E. WEISSMAN, E. PLENEL, C. BROUSSE.
La réforme de l’audiovisuel et son objectif de rentabilité ont été abordés. Dans les rédactions, les références
littéraires sont proscrites sous prétexte que cela ne plairait pas aux auditeurs/lecteurs/spectateurs…
Les liens entre les industriels propriétaires de la presse et les amis du président ont été dénoncés.
Pourtant, la situation actuelle n’est pas que le résultat des désirs présidentiels récents mais l’aboutissement d’une
évolution lente d’un délaissement du débat démocratique. N. Sarkozy a, en revanche, renforcé la centralisation du
pouvoir et la logique de clientélisme.
Le malaise s’étend au-delà de la presse puisque les instituts de statistique publiques (INSEE, DARES, DREES, etc.)
subissent la remise en cause de leur mission de service public. En effet, les chiffres qui doivent servir aux associations,
aux syndicats, aux particuliers pour mesurer les politiques publiques sont parfois bloqués par les ministères qui
refusent soudainement de publier des études. On observe aussi une remise en cause des résultats des études qui ne
correspondent pas aux objectifs des ministères lors du lancement d’un programme ou d’une mesure.
La délocalisation de l’INSEE devrait permettre de réduire les moyens humains puisque l’on sait que lors des
délocalisations, 10% des employés seulement suivent, ce qui revient à une perte humaine des compétences.
Qu’est ce qui ne va pas dans la culture ?
R. CANTARELLA, MJ. MONDZAIN, L. EMINENTI, D. GHEERBRANDT
Les lieux de création deviendront des lieux de diffusion de la culture appelés « pôle d’excellence ».
Problème des intermittents : pour gagner sa vie, il faut être visible.
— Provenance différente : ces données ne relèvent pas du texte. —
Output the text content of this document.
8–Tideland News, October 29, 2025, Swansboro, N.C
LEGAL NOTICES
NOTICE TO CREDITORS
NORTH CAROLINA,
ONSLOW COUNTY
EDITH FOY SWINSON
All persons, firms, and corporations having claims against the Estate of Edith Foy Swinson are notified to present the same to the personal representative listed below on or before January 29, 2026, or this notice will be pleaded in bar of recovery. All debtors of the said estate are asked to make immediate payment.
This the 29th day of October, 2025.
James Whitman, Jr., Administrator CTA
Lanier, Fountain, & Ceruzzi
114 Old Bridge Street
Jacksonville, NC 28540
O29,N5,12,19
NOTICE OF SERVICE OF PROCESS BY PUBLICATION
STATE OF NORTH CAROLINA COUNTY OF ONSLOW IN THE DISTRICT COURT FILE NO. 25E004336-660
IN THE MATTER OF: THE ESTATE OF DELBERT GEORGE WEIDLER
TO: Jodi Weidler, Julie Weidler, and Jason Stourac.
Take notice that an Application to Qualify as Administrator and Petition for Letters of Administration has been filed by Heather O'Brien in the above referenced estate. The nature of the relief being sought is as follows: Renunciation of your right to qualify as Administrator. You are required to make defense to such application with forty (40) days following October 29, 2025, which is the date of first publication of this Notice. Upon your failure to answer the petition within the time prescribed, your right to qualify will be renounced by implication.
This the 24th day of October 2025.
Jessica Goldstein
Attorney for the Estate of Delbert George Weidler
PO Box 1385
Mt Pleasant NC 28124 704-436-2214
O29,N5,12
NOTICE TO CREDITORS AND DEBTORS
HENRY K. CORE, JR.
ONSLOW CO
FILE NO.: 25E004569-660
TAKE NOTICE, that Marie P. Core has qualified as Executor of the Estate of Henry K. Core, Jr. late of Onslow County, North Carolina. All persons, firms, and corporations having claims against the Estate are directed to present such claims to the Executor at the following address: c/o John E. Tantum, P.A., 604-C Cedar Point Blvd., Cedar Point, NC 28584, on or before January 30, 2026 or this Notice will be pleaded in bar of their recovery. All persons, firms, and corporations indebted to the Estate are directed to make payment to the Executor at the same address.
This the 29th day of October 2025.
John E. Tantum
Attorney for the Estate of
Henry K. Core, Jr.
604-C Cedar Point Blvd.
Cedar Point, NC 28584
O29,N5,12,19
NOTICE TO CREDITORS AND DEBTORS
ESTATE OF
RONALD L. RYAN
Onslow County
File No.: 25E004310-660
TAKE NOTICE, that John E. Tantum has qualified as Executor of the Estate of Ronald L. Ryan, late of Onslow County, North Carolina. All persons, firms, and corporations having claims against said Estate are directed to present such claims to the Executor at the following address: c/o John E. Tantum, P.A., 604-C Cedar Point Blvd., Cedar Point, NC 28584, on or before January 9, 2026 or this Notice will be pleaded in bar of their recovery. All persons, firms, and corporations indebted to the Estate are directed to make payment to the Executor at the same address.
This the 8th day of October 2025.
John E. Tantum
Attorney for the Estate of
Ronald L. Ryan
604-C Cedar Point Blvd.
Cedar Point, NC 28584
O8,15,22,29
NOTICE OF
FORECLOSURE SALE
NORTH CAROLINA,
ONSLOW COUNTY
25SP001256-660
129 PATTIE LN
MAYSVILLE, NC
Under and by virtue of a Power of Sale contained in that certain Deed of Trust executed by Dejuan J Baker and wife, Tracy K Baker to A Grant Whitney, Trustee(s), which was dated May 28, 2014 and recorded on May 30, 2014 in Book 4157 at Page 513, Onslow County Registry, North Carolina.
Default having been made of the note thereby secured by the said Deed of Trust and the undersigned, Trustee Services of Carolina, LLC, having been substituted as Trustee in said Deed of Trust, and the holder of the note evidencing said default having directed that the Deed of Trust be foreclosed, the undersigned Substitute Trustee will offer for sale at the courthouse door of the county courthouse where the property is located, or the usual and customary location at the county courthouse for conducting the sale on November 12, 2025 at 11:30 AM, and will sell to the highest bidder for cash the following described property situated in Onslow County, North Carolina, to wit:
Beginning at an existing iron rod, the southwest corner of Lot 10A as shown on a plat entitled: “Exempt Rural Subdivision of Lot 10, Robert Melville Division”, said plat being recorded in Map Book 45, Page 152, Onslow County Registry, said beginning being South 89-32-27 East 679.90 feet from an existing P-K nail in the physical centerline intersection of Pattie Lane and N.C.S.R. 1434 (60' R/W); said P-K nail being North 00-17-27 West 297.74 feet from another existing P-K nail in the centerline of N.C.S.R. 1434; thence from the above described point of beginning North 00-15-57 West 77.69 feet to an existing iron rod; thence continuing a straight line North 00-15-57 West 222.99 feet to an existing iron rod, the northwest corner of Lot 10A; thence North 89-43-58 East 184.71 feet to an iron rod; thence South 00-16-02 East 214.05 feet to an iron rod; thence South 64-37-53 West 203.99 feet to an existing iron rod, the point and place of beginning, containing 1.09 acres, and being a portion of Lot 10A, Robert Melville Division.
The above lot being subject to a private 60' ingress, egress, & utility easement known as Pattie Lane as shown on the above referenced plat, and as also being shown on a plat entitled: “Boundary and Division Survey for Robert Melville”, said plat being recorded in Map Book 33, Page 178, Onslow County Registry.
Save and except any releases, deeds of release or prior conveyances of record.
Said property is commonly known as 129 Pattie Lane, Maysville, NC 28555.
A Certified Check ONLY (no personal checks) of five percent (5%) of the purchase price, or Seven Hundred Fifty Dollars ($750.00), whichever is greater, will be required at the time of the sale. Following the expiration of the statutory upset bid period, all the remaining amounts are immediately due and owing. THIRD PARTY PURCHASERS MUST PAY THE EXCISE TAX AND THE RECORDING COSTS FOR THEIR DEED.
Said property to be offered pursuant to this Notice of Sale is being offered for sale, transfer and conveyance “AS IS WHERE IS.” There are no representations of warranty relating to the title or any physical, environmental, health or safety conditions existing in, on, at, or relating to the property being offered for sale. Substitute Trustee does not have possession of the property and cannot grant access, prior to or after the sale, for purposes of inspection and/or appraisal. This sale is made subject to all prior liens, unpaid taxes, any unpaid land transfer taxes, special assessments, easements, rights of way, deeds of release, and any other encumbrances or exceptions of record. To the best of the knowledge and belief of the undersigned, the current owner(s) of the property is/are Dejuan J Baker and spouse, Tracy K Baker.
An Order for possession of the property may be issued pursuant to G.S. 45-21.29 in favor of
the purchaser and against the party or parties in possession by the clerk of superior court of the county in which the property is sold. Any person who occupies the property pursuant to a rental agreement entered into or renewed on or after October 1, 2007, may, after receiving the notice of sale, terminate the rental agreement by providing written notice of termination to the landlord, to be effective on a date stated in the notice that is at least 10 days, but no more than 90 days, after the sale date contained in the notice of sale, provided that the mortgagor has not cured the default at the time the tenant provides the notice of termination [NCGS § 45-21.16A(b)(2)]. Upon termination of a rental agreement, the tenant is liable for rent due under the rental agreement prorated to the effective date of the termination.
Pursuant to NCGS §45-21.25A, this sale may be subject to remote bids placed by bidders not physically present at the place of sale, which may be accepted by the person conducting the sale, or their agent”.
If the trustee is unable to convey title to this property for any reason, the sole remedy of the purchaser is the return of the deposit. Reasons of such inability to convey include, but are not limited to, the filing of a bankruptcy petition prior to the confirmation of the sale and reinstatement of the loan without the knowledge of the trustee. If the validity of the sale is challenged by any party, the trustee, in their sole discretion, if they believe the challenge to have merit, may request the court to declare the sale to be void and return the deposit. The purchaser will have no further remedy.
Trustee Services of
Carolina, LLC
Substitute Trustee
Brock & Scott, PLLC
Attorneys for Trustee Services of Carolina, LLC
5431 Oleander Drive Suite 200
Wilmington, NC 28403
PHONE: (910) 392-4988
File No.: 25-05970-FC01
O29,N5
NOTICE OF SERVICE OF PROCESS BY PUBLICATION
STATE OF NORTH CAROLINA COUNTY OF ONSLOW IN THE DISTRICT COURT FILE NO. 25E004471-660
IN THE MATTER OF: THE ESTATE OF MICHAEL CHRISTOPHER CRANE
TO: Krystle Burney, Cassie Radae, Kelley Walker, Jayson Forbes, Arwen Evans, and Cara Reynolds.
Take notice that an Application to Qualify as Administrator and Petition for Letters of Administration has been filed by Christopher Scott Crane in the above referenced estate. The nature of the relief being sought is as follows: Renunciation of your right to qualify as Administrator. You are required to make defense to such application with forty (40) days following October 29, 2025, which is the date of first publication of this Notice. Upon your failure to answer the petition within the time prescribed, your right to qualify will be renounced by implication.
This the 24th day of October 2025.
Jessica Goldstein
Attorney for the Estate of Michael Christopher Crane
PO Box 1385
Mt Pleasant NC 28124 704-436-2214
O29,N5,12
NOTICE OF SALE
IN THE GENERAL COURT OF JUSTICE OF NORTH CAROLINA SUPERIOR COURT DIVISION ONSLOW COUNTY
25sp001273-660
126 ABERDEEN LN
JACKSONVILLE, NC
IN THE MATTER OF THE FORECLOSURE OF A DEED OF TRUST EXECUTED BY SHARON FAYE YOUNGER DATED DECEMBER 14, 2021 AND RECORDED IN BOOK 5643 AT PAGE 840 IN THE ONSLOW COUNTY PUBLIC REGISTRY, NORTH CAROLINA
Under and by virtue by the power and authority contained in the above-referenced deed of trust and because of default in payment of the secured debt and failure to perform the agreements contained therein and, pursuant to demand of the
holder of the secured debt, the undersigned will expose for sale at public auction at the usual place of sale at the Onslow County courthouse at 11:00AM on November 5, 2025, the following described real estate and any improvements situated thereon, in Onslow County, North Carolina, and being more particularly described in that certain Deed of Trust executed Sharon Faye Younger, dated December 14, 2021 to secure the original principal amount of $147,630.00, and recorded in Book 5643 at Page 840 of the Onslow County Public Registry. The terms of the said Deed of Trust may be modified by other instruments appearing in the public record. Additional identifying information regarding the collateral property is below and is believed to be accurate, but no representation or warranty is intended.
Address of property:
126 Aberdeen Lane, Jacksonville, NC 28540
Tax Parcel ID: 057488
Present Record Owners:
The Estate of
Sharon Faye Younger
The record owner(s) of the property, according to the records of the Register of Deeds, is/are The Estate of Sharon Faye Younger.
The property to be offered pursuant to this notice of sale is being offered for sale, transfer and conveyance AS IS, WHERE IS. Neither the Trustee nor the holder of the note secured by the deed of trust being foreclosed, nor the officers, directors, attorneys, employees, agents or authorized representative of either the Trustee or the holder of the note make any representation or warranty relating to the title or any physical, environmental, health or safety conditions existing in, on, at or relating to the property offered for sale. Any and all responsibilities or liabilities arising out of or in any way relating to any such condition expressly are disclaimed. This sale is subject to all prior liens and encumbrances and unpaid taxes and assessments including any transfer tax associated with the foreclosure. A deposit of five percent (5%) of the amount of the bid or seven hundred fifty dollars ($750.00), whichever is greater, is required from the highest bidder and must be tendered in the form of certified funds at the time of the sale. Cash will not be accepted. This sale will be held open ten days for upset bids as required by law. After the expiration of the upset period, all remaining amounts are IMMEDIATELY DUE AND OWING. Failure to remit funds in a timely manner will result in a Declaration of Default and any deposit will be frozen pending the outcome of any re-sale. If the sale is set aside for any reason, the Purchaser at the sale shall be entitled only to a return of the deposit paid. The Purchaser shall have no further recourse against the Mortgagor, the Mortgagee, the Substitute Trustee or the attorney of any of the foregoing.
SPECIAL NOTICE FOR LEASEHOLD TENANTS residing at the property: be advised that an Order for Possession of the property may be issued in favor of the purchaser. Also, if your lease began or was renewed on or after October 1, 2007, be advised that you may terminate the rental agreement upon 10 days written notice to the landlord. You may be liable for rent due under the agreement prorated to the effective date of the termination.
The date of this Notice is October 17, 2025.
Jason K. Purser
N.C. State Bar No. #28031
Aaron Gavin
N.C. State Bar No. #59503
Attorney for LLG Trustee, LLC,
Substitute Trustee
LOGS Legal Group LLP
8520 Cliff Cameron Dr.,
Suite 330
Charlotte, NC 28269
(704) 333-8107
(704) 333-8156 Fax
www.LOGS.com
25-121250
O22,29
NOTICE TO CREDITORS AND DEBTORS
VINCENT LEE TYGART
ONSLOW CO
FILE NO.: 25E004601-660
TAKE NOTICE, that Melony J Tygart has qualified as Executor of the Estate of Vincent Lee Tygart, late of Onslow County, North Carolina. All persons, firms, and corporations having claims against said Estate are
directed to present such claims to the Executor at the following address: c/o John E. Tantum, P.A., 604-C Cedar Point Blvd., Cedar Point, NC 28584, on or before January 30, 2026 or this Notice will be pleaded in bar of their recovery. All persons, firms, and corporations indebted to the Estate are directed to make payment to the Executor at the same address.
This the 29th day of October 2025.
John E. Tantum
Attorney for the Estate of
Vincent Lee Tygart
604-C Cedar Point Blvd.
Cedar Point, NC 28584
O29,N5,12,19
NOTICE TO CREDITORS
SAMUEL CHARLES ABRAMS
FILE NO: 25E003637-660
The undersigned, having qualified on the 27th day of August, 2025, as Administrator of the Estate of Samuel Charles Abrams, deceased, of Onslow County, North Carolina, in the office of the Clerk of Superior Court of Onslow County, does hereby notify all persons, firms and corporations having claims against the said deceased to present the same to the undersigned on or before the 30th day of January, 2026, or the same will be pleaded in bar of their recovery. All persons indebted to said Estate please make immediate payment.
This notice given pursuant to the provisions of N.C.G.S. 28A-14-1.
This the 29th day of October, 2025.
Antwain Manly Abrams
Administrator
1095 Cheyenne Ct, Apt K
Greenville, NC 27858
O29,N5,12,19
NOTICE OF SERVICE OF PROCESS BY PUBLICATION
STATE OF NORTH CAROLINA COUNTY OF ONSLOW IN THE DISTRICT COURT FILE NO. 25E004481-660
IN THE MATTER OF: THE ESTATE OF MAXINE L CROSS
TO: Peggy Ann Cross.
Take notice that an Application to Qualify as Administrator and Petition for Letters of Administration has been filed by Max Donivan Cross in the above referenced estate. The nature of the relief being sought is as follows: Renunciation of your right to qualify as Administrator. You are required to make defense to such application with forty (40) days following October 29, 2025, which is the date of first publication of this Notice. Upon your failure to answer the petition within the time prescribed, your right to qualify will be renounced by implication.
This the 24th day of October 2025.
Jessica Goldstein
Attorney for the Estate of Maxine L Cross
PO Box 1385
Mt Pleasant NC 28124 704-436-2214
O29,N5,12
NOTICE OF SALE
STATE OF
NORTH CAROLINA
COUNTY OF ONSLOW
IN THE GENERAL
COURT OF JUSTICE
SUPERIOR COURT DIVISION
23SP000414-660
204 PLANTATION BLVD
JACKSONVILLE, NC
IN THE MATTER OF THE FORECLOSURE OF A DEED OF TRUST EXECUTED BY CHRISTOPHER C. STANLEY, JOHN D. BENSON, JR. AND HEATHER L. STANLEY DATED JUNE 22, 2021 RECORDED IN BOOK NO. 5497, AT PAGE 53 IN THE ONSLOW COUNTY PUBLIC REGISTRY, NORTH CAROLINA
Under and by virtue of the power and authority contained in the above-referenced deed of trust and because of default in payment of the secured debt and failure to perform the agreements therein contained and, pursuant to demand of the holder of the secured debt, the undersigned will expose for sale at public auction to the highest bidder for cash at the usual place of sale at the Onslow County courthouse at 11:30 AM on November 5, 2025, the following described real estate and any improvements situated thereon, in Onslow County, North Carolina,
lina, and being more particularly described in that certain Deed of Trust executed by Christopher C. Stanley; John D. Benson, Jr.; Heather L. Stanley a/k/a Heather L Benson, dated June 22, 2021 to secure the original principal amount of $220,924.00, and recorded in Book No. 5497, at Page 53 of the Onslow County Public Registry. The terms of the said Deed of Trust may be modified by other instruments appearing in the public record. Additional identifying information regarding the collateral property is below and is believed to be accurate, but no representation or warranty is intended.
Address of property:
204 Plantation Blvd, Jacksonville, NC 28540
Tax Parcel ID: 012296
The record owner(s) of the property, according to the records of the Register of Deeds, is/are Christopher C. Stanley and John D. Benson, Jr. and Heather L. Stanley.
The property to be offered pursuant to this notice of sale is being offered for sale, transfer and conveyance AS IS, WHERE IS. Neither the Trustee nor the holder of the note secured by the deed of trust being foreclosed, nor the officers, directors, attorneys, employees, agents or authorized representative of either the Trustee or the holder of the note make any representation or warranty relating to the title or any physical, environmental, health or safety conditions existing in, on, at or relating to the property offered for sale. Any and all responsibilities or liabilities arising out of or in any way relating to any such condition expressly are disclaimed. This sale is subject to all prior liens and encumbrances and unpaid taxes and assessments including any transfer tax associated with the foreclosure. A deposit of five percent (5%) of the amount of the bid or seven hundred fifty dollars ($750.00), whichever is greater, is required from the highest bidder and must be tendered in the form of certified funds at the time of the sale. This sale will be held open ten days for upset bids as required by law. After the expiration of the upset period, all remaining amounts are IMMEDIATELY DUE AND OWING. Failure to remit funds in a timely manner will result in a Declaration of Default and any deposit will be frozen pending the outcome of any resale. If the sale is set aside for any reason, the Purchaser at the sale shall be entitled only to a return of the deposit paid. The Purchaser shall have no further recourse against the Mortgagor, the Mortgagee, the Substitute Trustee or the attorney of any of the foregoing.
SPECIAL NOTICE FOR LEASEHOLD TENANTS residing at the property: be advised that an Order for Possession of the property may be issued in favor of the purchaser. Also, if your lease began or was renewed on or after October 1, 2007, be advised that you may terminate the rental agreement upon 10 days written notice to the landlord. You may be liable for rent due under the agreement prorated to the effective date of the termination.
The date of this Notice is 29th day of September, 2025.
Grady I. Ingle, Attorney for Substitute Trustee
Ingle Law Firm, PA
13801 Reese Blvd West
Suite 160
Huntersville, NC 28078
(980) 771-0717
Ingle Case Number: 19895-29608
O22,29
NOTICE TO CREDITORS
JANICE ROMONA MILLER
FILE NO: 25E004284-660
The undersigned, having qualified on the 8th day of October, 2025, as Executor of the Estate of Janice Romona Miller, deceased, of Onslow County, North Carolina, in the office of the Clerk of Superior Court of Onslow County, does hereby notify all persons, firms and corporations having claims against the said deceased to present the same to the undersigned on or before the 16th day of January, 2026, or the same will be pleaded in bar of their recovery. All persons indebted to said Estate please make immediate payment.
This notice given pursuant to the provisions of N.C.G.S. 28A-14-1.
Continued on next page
Or, ceux qui travaillent et donc ne se représentent
pas sont perçus comme inactifs et donc « profitant de l’argent du contribuable ».
Les petites salles qui organisent des débats (pouvant rassembler 200 personnes en campagne) ne pourront plus le faire
sous prétexte d’économiser (en supprimant ce type de rencontre) 2 millions d’€.
Qu’est ce qui ne va pas dans Justice ?
D. DE PAS, S. PORTELLI
3 menaces pèsent sur la Justice :
1/ du point de vue de l’institution : attaque à l’indépendance et à la séparation des pouvoirs
2/ remise en cause du service public : réforme de la carte judicaire contribuant au mépris des usagers pour répondre à
une logique de rendements et de résultats
3/ justice réduite à une fonction de machine à punir : affaiblissement de l’Etat social au profit du renforcement de
l’Etat pénal.
 accorder la justice des mineurs sur celle des majeurs
 mesures pénales sur ceux dont on ne sait pas quoi faire : enfermer les fous, les juger alors que le droit français
précise qu’on ne peut pas juger quelqu’un qui n’a pas toute ses capacités.
 « prévention de sûreté » : on enferme non plus à partir de ce qu’ils ont fait ce qu’ils sont susceptibles de
faire…
 Recul d’un Etat de droit
Des militants sont poursuivis pour refus de prélèvements ADN, pour outrages, pour risque terroriste (ex : accusés de
Tarnac ou les gendarmes qui débarquent dans une classe « armés » de chiens)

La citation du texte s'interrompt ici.